Dr. Charlotte Macdonald, director of animals at Yorkshire Wildlife Park, said, "We are thrilled to be involved in such a ground-breaking project. It is remarkable to think that this exciting research could help those who would otherwise have to go through traumatic therapies and amputations.
"This highlights the One Health approach, and how intricately connected human health is to animal health and protecting biodiversity is critical for the ongoing well-being of the planet and all the creatures that live on it—including humans.
"It all emphasizes how interconnected the web of life is and the importance of protecting endangered species and their habitats, which is why here at Yorkshire Wildlife Park we place conservation of all these magnificent creatures at the heart of all our work."
Dr.
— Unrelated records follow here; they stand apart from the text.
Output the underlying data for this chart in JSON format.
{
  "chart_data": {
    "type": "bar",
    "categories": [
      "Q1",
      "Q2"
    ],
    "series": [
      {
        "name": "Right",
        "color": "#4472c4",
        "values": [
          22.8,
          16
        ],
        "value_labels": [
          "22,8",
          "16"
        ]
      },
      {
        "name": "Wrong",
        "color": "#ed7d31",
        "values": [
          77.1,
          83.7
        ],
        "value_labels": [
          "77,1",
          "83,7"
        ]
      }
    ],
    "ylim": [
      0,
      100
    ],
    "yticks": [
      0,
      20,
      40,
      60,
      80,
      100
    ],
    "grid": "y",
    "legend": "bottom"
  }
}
Dinesh Selvarajah, Consultant Physician at Sheffield Teaching Hospitals NHS Foundation Trust, said, "Unfortunately, I see many patients with diabetic foot disease in my clinic. Treating infections more effectively will have a significant impact on lowering the risk of amputations. That is why we are pleased to be working with the University of Sheffield, and Yorkshire Wildlife Park on this important early stage research which has the potential to find new ways of treating diabetic foot infections."
Research is ongoing to discover phage from different sources. Currently clinical trials to determine the effectiveness of diabetic foot ulcer therapy with the bacteriophages have not yet been undertaken.